The eggs have been abandoned for more than 24 hours. I'm pulling the box tonight. I don't think these eggs were fertilzed at all as I have not caught Roger and Milly mating in recent months. It is for the best. I'm sorry for those of you who might have been able to adopt one of our babies, but I'm glad I'm not having to worry about 7 babies and having to handfeed.
Logan
Thats good & bad news.. Glad all is well tho
i'm glad everything worked out.
This morning, I noticed that Milly was tearing up the paper in the bottom of the cage, and sure enough, when I came home a few minutes ago, there is a single egg lying on the bottom of the cage. :eek:
Jeez Milly! She really wants to be a mommy again! :p
I think she does, Diana. I'm going to go, this afternoon, and buy a shade for that room so that we can darken it earlier in the evening and as much as I hate to do it, I think I am also going to put Roger in a different cage for a while, to see if it slows her down some. I might even resort to covering her cage at night. This can't be good for her little body to be producing so many eggs.
Logan
Its nice that you might want some baby birds around but...
When a bird keeps laying eggs its actualy can put stress on them because they keep wanting babies and it can actualy reduce its life span.
It could even cause problems if its not layed right one time it has happned to many people and a few days ago it even happned to a girls pet lovebird it layed one egg wrong and it cracked inside the bird giving it bloody poops and sadley it passed away.
The best thing to do is dont take away the eggs but instead boil them so they dont go bad or put dummy eggs in the nest because it seems the more eggs you take away the more eggs she shall lay and sadly reduce her life span.

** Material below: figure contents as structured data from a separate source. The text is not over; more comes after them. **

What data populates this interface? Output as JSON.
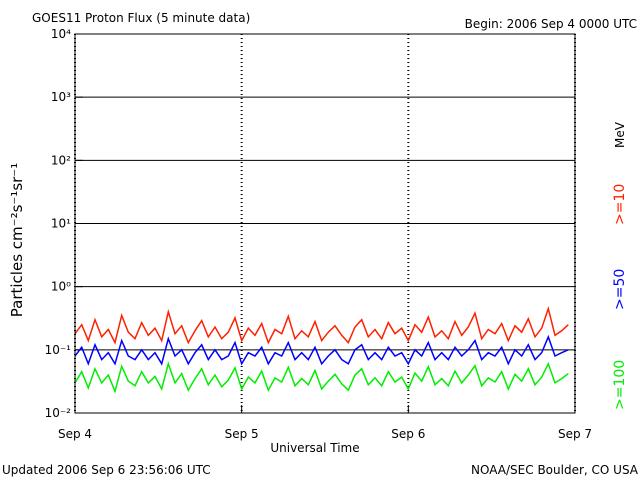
{
  "chart_data": {
    "type": "line",
    "title": "GOES11 Proton Flux (5 minute data)",
    "subtitle": "Begin: 2006 Sep 4 0000 UTC",
    "x_label": "Universal Time",
    "y_label": "Particles cm⁻²s⁻¹sr⁻¹",
    "footer_left": "Updated 2006 Sep  6 23:56:06 UTC",
    "footer_right": "NOAA/SEC Boulder, CO USA",
    "legend_unit": "MeV",
    "y_log": true,
    "grid": true,
    "xlim": [
      4,
      7
    ],
    "xticks": [
      {
        "value": 4,
        "label": "Sep 4"
      },
      {
        "value": 5,
        "label": "Sep 5"
      },
      {
        "value": 6,
        "label": "Sep 6"
      },
      {
        "value": 7,
        "label": "Sep 7"
      }
    ],
    "ylim": [
      0.01,
      10000
    ],
    "yticks": [
      {
        "value": 0.01,
        "label": "10⁻²"
      },
      {
        "value": 0.1,
        "label": "10⁻¹"
      },
      {
        "value": 1,
        "label": "10⁰"
      },
      {
        "value": 10,
        "label": "10¹"
      },
      {
        "value": 100,
        "label": "10²"
      },
      {
        "value": 1000,
        "label": "10³"
      },
      {
        "value": 10000,
        "label": "10⁴"
      }
    ],
    "x": [
      4,
      4.04,
      4.08,
      4.12,
      4.16,
      4.2,
      4.24,
      4.28,
      4.32,
      4.36,
      4.4,
      4.44,
      4.48,
      4.52,
      4.56,
      4.6,
      4.64,
      4.68,
      4.72,
      4.76,
      4.8,
      4.84,
      4.88,
      4.92,
      4.96,
      5,
      5.04,
      5.08,
      5.12,
      5.16,
      5.2,
      5.24,
      5.28,
      5.32,
      5.36,
      5.4,
      5.44,
      5.48,
      5.52,
      5.56,
      5.6,
      5.64,
      5.68,
      5.72,
      5.76,
      5.8,
      5.84,
      5.88,
      5.92,
      5.96,
      6,
      6.04,
      6.08,
      6.12,
      6.16,
      6.2,
      6.24,
      6.28,
      6.32,
      6.36,
      6.4,
      6.44,
      6.48,
      6.52,
      6.56,
      6.6,
      6.64,
      6.68,
      6.72,
      6.76,
      6.8,
      6.84,
      6.88,
      6.92,
      6.96
    ],
    "series": [
      {
        "name": ">=10",
        "color": "#ff2000",
        "values": [
          0.18,
          0.25,
          0.14,
          0.3,
          0.16,
          0.21,
          0.13,
          0.35,
          0.19,
          0.15,
          0.27,
          0.17,
          0.22,
          0.14,
          0.4,
          0.18,
          0.24,
          0.13,
          0.2,
          0.29,
          0.16,
          0.23,
          0.15,
          0.19,
          0.32,
          0.14,
          0.22,
          0.17,
          0.26,
          0.13,
          0.21,
          0.18,
          0.34,
          0.15,
          0.2,
          0.16,
          0.28,
          0.14,
          0.19,
          0.24,
          0.17,
          0.13,
          0.23,
          0.3,
          0.16,
          0.21,
          0.15,
          0.27,
          0.18,
          0.22,
          0.14,
          0.25,
          0.19,
          0.33,
          0.16,
          0.2,
          0.15,
          0.28,
          0.17,
          0.23,
          0.38,
          0.15,
          0.21,
          0.18,
          0.26,
          0.14,
          0.24,
          0.19,
          0.31,
          0.16,
          0.22,
          0.45,
          0.17,
          0.2,
          0.25
        ]
      },
      {
        "name": ">=50",
        "color": "#0000ff",
        "values": [
          0.08,
          0.11,
          0.06,
          0.12,
          0.07,
          0.09,
          0.06,
          0.14,
          0.08,
          0.07,
          0.1,
          0.07,
          0.09,
          0.06,
          0.15,
          0.08,
          0.1,
          0.06,
          0.09,
          0.12,
          0.07,
          0.1,
          0.07,
          0.08,
          0.13,
          0.06,
          0.09,
          0.08,
          0.11,
          0.06,
          0.09,
          0.08,
          0.13,
          0.07,
          0.09,
          0.07,
          0.11,
          0.06,
          0.08,
          0.1,
          0.07,
          0.06,
          0.1,
          0.12,
          0.07,
          0.09,
          0.07,
          0.11,
          0.08,
          0.09,
          0.06,
          0.1,
          0.08,
          0.13,
          0.07,
          0.09,
          0.07,
          0.11,
          0.08,
          0.1,
          0.14,
          0.07,
          0.09,
          0.08,
          0.11,
          0.06,
          0.1,
          0.08,
          0.12,
          0.07,
          0.09,
          0.16,
          0.08,
          0.09,
          0.1
        ]
      },
      {
        "name": ">=100",
        "color": "#00ee00",
        "values": [
          0.03,
          0.045,
          0.025,
          0.05,
          0.03,
          0.04,
          0.022,
          0.055,
          0.032,
          0.027,
          0.045,
          0.03,
          0.038,
          0.024,
          0.06,
          0.03,
          0.042,
          0.023,
          0.035,
          0.05,
          0.028,
          0.04,
          0.026,
          0.033,
          0.052,
          0.024,
          0.037,
          0.03,
          0.046,
          0.023,
          0.036,
          0.031,
          0.053,
          0.027,
          0.035,
          0.028,
          0.047,
          0.024,
          0.032,
          0.041,
          0.029,
          0.023,
          0.04,
          0.05,
          0.028,
          0.036,
          0.027,
          0.045,
          0.031,
          0.037,
          0.024,
          0.043,
          0.032,
          0.054,
          0.028,
          0.035,
          0.027,
          0.046,
          0.03,
          0.04,
          0.056,
          0.027,
          0.036,
          0.031,
          0.045,
          0.024,
          0.041,
          0.032,
          0.05,
          0.028,
          0.037,
          0.06,
          0.03,
          0.035,
          0.042
        ]
      }
    ]
  }
}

If you realy want to breed them you also have to know how to tube feed them excacly or it can lead to a fast death for the babies or you can also learn to spoon feed.
Does your bird know how to take care of babies?
If they hatch shall you know how to feed them and do you have a heater?
If yes Im shur they shall get homes from what I read and hopefuly it shall all go well.
my goodness Milly! :eek: good luck Logan!
Quote:
Originally Posted by Argranade
Roger and Milly had a successful clutch last year (last year, right Logan?) Milly is a good mommy. Also, Logan left the other eggs in for 20 days until the nest was abandoned. She's doing it right, but I'm sure she thanks you for your help. I bet you know a lot more about birds then we do :)
Yes, Diana, it was two summers ago that we had the 3 babies.
I am fairly familiar with all the ins and outs of hatching baby Cockatiels and no, Argranade, I am not a breeder, nor do I want to be, but if they have babies it won't be the end of the world. Thank you for your advice, but I'm pretty familiar with all of this after about 5 dozen eggs over the last 2 1/2 years or so.
She is paying no attention to this egg, yet.